Moon Lueg was the chef in the kitchen of Moon Garden, fixing the Cantonese dishes and the American foods, utilizing the vegetables grown at the family’s farms. Born in Spring Valley, California, Moon was educated in Canton, China, and although he was adept at cooking dishes from other areas of China, he is said to have preferred the Cantonese cuisine.

In a 1974 interview with Florida Today, he talked about his youth and his venture into the farming and restaurant businesses.

moon garden restaurant
In 2002, long after its use as a restaurant, Moon Garden was up for sale and had prospective buyers. Sadly, the once beautiful building, with its wonderful rock garden and fountain that depicted a Chinese village out front, was razed after the sale fell through. ST. LUCIE COUNTY LIBRARY ARCHIVES

“I was 14 years old when I realized no one was going to look after me,” he is quoted as saying. “Within a few days I had a job in a restaurant in Long Island. Not long after that I went to work for my cousin who owned a very big restaurant called ‘Lee’s Palace’ in Hempstead, N.Y.

“My first farming was learned in a greenhouse. I ran one for a year while I was still in New York. Then, when I came to Florida, I bought 120 acres in Fort Pierce.”

Over the decades, Moon Lueg and his family owned three farms, two citrus groves, the Moon Garden restaurant and about 20 homes in St. Lucie County. They also owned properties in South Carolina, New York, New Jersey and California.

Raymond says he worked on the farms, in the groves and at the restaurant while he was attending school at St. Anastasia. “I worked about 60 hours a week on the farms and groves and as a dishwasher and janitor at the Moon Garden.”

Raymond says his father used to come out to the parking lot on his breaks from cooking and look at the license plates on the cars. After discovering that many of the cars were from Brevard County, Moon Lueg talked to his patrons and found that many were working for NASA at Cape Canaveral. They would make the nearly three-hour round trip to his restaurant because there was nothing like it in the Titusville area.

DAUGHTER’S MEMORY
In November 1964, the family suffered a tragedy. Daughter Ida, who had recently married and moved to the New York area with her husband to help manage the family’s small distribution center in New York City, was hit by the side mirror of a pick-up truck while walking on a road near the family’s New Jersey farm and killed. The family presented the Rt. Rev. Msgr. Beerhalter with an ornate carved table and chairs and a large framed portrait of Ida Lueg Song for a special meeting room at the newly-built John Carroll High School.

Around that time, Moon Lueg had decided to move the restaurant business to Titusville, purchasing land on the east side of U.S. 1 and also two parcels, one 50 acres and the other 25 acres, in Brevard County for farming. Once Moon Islander, a Polynesian-style restaurant and lounge, was ready to open, he closed the doors at the Moon Garden.

Moon Lueg, who died in 1984, operated Moon Islander for many years prior to his death.
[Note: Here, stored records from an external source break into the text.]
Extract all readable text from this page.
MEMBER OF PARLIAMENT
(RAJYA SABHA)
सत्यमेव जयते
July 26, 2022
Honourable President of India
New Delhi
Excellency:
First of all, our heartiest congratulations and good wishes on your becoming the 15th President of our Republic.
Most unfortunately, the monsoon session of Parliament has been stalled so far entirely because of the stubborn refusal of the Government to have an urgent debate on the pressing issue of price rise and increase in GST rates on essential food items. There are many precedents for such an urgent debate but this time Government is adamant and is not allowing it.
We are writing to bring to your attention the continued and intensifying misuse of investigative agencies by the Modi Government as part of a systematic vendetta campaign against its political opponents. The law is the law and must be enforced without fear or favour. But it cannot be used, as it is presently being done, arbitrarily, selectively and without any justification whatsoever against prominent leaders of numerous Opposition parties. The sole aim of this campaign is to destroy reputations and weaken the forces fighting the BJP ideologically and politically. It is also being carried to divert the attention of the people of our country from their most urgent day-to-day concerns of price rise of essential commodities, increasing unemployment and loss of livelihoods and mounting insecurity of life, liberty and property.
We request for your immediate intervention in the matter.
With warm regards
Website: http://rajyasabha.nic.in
In the article that appeared in Florida Today, ten years before his death, Moon, 66, was working five acres of the land he had purchased in Brevard County in the mid-60s.

Noting that “it is hard to find good labor for the 50 acres,” he worked five acres himself to provide the fresh tomatoes, green peppers, turnips and other vegetables needed for the Moon Islander, according to the article, loading boxes of the vegetables in his car and driving them to the restaurant.
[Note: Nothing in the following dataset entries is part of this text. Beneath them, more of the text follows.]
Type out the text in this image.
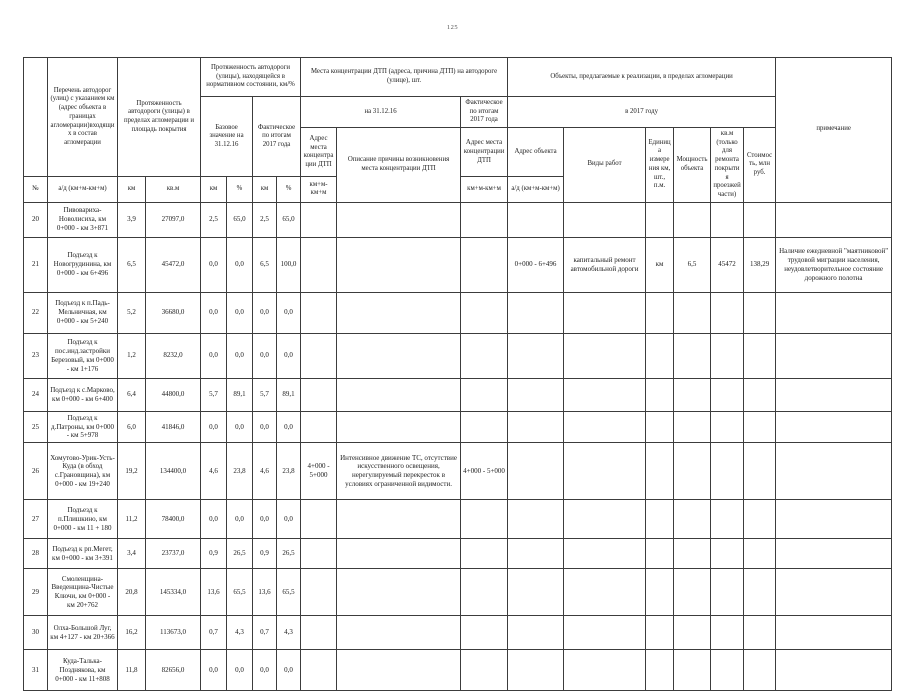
125
	Перечень автодорог (улиц) с указанием км (адрес объекта в границах агломерации)входящих в состав агломерации	Протяженность автодороги (улицы) в пределах агломерации и площадь покрытия		Протяженность автодороги (улицы), находящейся в нормативном состоянии, км/%				Места концентрации ДТП (адреса, причина ДТП) на автодороге (улице), шт.			Объекты, предлагаемые к реализации, в пределах агломерации						примечание
				Базовое значение на 31.12.16		Фактическое по итогам 2017 года		на 31.12.16		Фактическое по итогам 2017 года	в 2017 году						
								Адрес места концентрации ДТП	Описание причины возникновения места концентрации ДТП	Адрес места концентрации ДТП	Адрес объекта	Виды работ	Единица измерения км, шт., п.м.	Мощность объекта	кв.м (только для ремонта покрытия проезжей части)	Стоимость, млн руб.	
№	а/д (км+м-км+м)	км	кв.м	км	%	км	%	км+м-км+м		км+м-км+м	а/д (км+м-км+м)						
20	Пивовариха-Новолисиха, км 0+000 - км 3+871	3,9	27097,0	2,5	65,0	2,5	65,0										
21	Подъезд к Новогрудинина, км 0+000 - км 6+496	6,5	45472,0	0,0	0,0	6,5	100,0				0+000 - 6+496	капитальный ремонт автомобильной дороги	км	6,5	45472	138,29	Наличие ежедневной "маятниковой" трудовой миграции населения, неудовлетворительное состояние дорожного полотна
22	Подъезд к п.Падь-Мельничная, км 0+000 - км 5+240	5,2	36680,0	0,0	0,0	0,0	0,0										
23	Подъезд к пос.инд.застройки Березовый, км 0+000 - км 1+176	1,2	8232,0	0,0	0,0	0,0	0,0										
24	Подъезд к с.Марково, км 0+000 - км 6+400	6,4	44800,0	5,7	89,1	5,7	89,1										
25	Подъезд к д.Патроны, км 0+000 - км 5+978	6,0	41846,0	0,0	0,0	0,0	0,0										
26	Хомутово-Урик-Усть-Куда (в обход с.Грановщина), км 0+000 - км 19+240	19,2	134400,0	4,6	23,8	4,6	23,8	4+000 - 5+000	Интенсивное движение ТС, отсутствие искусственного освещения, нерегулируемый перекресток в условиях ограниченной видимости.	4+000 - 5+000							
27	Подъезд к п.Плишкино, км 0+000 - км 11 + 180	11,2	78400,0	0,0	0,0	0,0	0,0										
28	Подъезд к рп.Мегет, км 0+000 - км 3+391	3,4	23737,0	0,9	26,5	0,9	26,5										
29	Смоленщина-Введенщина-Чистые Ключи, км 0+000 - км 20+762	20,8	145334,0	13,6	65,5	13,6	65,5										
30	Олха-Большой Луг, км 4+127 - км 20+366	16,2	113673,0	0,7	4,3	0,7	4,3										
31	Куда-Талька-Позднякова, км 0+000 - км 11+808	11,8	82656,0	0,0	0,0	0,0	0,0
“When not in his garden,” the articles states, “he is at his restaurant, cooking, overseeing the kitchen and bar, greeting guests and, late at night after the doors are locked at midnight, vacuuming and cleaning.”

The Lueg family lost most of the pictures of their life in St. Lucie County and at the Moon Garden over the years. That place of such serenity and beauty is long gone, existing only in the memories of Fort Pierce’s longtime residents.